One of the new capabilities of SharePoint 2010 that comes in handy is the Health Monitoring alerts that pop up on the front page of Central Admin. One thing you might run into is when you start to run out of disk space. You’ll probably see something similar to this:
Always something that you want to see while you’re working on your environment right? Not so much.
For some reason it always seems that just when things are going well, profiles are synchronizing, users are starting to engage the SharePoint platform, and boom, whammo, the file system fills up with log files, trace logs and event logs. So just a gentle reminder to examine where your log files are and consider moving them to an alternate drive than the core OS drive.
How do I do this you ask? Pretty simply…
First off, decide what your disk plan is for your SharePoint Servers – hopefully you’ve got more than just a single drive in your system, if not slap on an extra drive (either physical or virtual) for log files, or if you’ve got a SAN handy, request an extra drive on separate spindles from where your data is stored and have them zone it for your SharePoint server to be added for offloading.
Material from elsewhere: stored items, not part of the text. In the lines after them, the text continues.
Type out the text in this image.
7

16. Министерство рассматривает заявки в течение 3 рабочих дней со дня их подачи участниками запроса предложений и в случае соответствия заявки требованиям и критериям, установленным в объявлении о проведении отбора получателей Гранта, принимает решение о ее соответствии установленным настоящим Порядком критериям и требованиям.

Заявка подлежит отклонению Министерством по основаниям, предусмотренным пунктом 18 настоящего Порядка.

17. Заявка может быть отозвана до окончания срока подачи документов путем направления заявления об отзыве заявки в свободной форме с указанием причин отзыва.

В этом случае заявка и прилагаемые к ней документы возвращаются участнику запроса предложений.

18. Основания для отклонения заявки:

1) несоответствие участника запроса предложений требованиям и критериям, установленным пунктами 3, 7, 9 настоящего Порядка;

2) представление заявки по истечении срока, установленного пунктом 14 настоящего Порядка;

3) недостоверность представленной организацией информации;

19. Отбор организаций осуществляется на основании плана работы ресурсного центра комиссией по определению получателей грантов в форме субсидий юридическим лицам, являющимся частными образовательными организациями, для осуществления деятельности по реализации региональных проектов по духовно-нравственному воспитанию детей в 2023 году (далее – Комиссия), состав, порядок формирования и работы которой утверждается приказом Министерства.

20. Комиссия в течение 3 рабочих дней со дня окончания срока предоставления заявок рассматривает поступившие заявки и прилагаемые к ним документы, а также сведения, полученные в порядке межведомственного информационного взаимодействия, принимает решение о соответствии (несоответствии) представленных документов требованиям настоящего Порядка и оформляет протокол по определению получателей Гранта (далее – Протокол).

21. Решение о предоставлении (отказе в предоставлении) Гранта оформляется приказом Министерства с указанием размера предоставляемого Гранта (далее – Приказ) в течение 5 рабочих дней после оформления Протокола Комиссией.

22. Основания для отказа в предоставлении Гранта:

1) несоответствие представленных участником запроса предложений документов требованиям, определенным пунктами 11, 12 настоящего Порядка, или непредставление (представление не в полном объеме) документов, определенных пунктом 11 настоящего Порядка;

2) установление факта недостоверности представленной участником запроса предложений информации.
Next, for your IIS logs, simply open up IIS and go to the server name (in my case SP2010WFE-01) and then in the main information pane of IIS, scroll down to Logging underneath IIS.
Locate the Directory location and modify it to the location that you’ve setup for log files, in my case I’ve added an additional drive to my SharePoint server with the logical volume “E:”
Once IIS creates the structure, you’ll want to copy over old log files from your core OS drive (C:inetpublogs) to your new location.
Next up, Trace Logs for the Unified Logging System…
Within SharePoint Central Admin, navigate to Monitoring, within Reporting select “Configure Diagnostic Logging”.
Direct Link – http://<NetBiosNameOfSharePointServer>:<CentralAdminPort>/_admin/metrics.aspx
Scroll down to the Trace Log section where you’ll see something like this:
Simply input the drive that you’d prefer to use, in my case replacing %CommonProgramFiles% with “E:Program Filescommon files”, and you end up with something like this:
Go ahead and copy over the contents of the Logs file on the original instance to the new instance to consolidate your log files.
Lastly, moving your event logs to the log drive is definitely a consideration to make – especially the Security Log file as this will grow quickly once you’ve implemented Kerberos and opened your system to your user base (NTLM spawns quite a few security events too). Out of the box you’ll see your event logs like this:
Simply modify the “File” location to the new location where you are looking to store your files, in my case I use “E:Windows EventsLogs” as the directory followed by the appropriate event log file name. This is documented in: http://support.microsoft.com/kb/216169
Further, to ensure that log files don’t explode, leverage the “AutoBackupLogFiles” property within the Application Events (you’ll have to add this to the Security and System Event Logs, simple DWORD property). Setting the value to “1” or any value other than “0” will create backup files in the file location specified.
This is documented in http://support.microsoft.com/kb/312571 (though it’s specific to 2000/2003 server, it works for 2008).
These three simple changes should assist in keeping your core OS drive lighter weight and prevent your system from a hiccup caused by a disk filling up.